The first thing that creditors look for in an IVA proposal is the truth. They expect the debtor to be open, frank and honest. After all it is their money which is at stake and if a debtor is seeking their agreement to write off a large percentage of their liabilities via an IVA, the least they expect to see in the proposal is the truth, the whole truth and nothing but the truth.
The IVA proposal should be the debtor’s best attempt to address their unsecured liabilities and the estimated dividend – the amount that creditors will be repaid over the life of the IVA – must be reasonable. Apart from the credibility of the proposal and the expectation of a reasonable dividend, there are a number of other criteria which creditors apply. Take the case of a self employed (S/E) person who has liabilities to HM Revenue & Customs (HMRC). If the debtor has a history of non-compliance then HMRC are likely to reject the proposal. The most frequent such non-compliance and the most serious one is the failure to make S/E returns to HMRC. If S/E returns are up to date, HMRC may well accept the IVA proposal even when the liabilities to HMRC are substantial.

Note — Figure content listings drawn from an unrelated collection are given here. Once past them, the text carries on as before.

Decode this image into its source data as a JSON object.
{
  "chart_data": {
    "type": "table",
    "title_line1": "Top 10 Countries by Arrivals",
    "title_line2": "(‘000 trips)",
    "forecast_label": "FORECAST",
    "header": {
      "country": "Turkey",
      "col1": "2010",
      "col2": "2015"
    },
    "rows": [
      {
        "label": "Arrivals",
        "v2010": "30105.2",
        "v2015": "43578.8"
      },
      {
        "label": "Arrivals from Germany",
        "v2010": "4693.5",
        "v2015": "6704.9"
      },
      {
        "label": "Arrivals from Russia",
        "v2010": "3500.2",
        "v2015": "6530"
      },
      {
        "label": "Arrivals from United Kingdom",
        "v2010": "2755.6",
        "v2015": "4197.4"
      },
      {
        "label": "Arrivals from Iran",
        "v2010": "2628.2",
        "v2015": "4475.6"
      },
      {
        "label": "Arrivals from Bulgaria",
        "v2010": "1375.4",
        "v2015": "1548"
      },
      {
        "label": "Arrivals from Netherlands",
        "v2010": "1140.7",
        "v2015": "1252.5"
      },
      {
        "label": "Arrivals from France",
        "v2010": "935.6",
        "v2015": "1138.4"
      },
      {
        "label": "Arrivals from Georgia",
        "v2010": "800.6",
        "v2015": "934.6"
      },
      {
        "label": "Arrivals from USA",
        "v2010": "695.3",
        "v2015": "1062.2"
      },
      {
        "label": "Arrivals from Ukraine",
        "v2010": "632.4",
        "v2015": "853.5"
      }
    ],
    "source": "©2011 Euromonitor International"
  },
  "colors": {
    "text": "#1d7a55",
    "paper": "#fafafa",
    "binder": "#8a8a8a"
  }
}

HMRC also put great store in the principle of treating all unsecured creditors equally and they particularly dislike a proposal where what is sometimes called a ‘hostage’ creditor seeks to be treated more favorably than other creditors. For a self employed person, a hostage creditor is a critical supplier of goods and/or services to the debtor’s business and who will only continue to do business with the debtor on the condition that they are excluded from the debtor’s IVA and if they receive payment in full for all debts incurred by the debtor prior to the IVA being approved. This would obviously be preferential treatment of that creditor. From the debtor’s point of view, it’s a case of damned if I do and damned if I don’t! If they include the hostage creditor’s debt in the IVA, that creditor will stop supplying critical goods or services and the debtor’s business is likely to fail. If the debtor’s business was to fail, it would be highly likely that as a result the IVA would fail. If on the other hand the debtor fails to disclose to creditors the debt to the hostage creditor and excludes that debt from the IVA, fully intending to service that debt secretly, than again the IVA is bound to fail if and when the supervisor of the IVA or another creditor discovers the preferential treatment. In these circumstances the debtor’s business is also likely to fail. Such a debtor could hardly be described as being open, frank and honest.

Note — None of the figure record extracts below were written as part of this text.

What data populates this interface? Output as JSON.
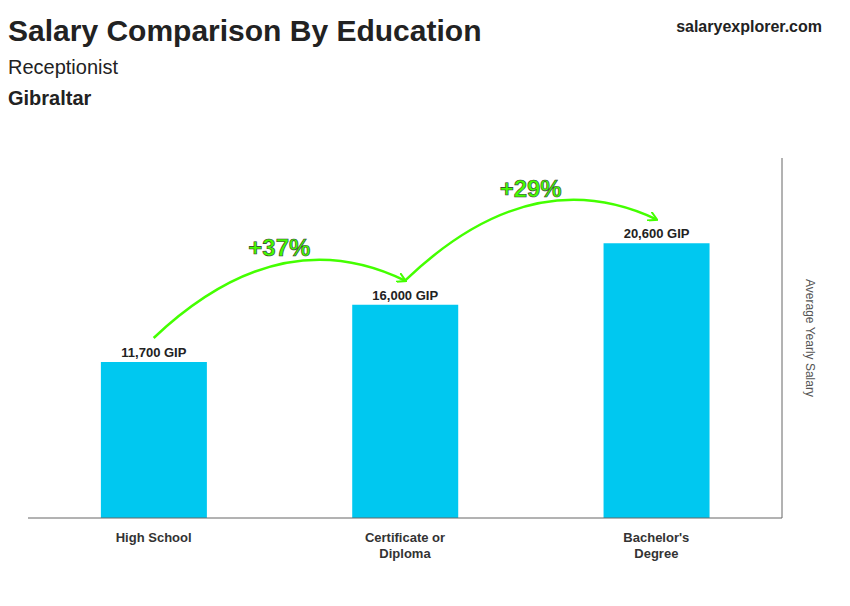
{
  "chart_data": {
    "type": "bar",
    "title": "Salary Comparison By Education",
    "subtitle": [
      "Receptionist",
      "Gibraltar"
    ],
    "source": "salaryexplorer.com",
    "ylabel": "Average Yearly Salary",
    "categories": [
      "High School",
      "Certificate or\nDiploma",
      "Bachelor's\nDegree"
    ],
    "values": [
      11700,
      16000,
      20600
    ],
    "value_labels": [
      "11,700 GIP",
      "16,000 GIP",
      "20,600 GIP"
    ],
    "data_labels": true,
    "annotations": [
      {
        "text": "+37%",
        "color": "#44ff00"
      },
      {
        "text": "+29%",
        "color": "#44ff00"
      }
    ],
    "color": "#00c8f0",
    "ylim": [
      0,
      27000
    ],
    "tick_labels": "x",
    "grid": false
  }
}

Creditors may also reject an IVA proposal if it is possible that if the debtor were to enter a Debt Management Plan (DMP), all creditors could be paid in full in less than ten years and in some cases in a period of one hundred months. Such an outcome might well depend on some or all interest and penalties being frozen during the life of the DMP and that is by no means guaranteed, given the varying approaches that different creditors adopt towards a DMP.

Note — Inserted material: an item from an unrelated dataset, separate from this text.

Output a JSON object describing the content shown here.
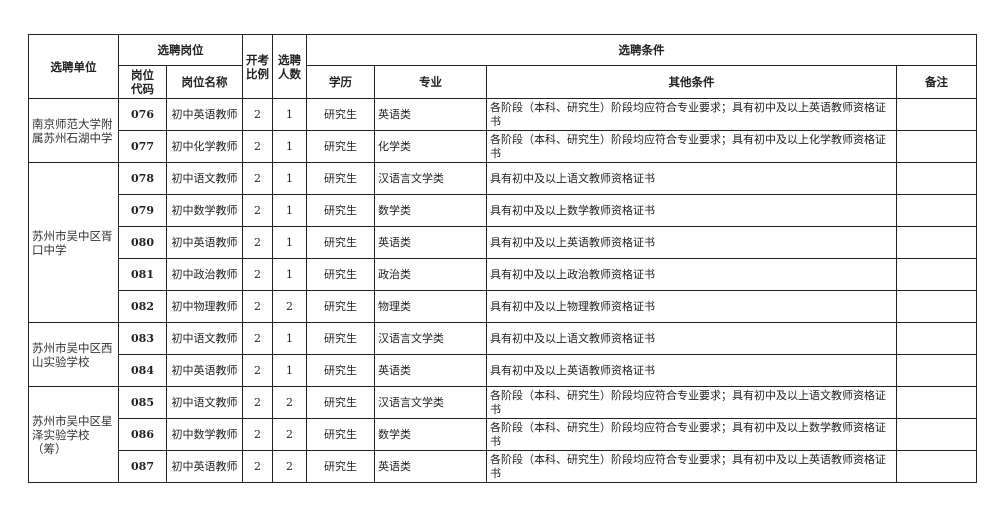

The relationship between the creditor and the debtor is also a significant factor in shaping the creditor’s attitude. If the debtor is a relatively new customer and the debt was incurred within the last six months, it would not be surprising for the creditor to reject the IVA. On the other hand if the debtor was a long standing customer – say for ten or more years – and the new debt was simply a consolidation of several existing debts with that creditor, then it would be surprising if that creditor were to reject the IVA, given the long term knowledge of the debtor’s financial history.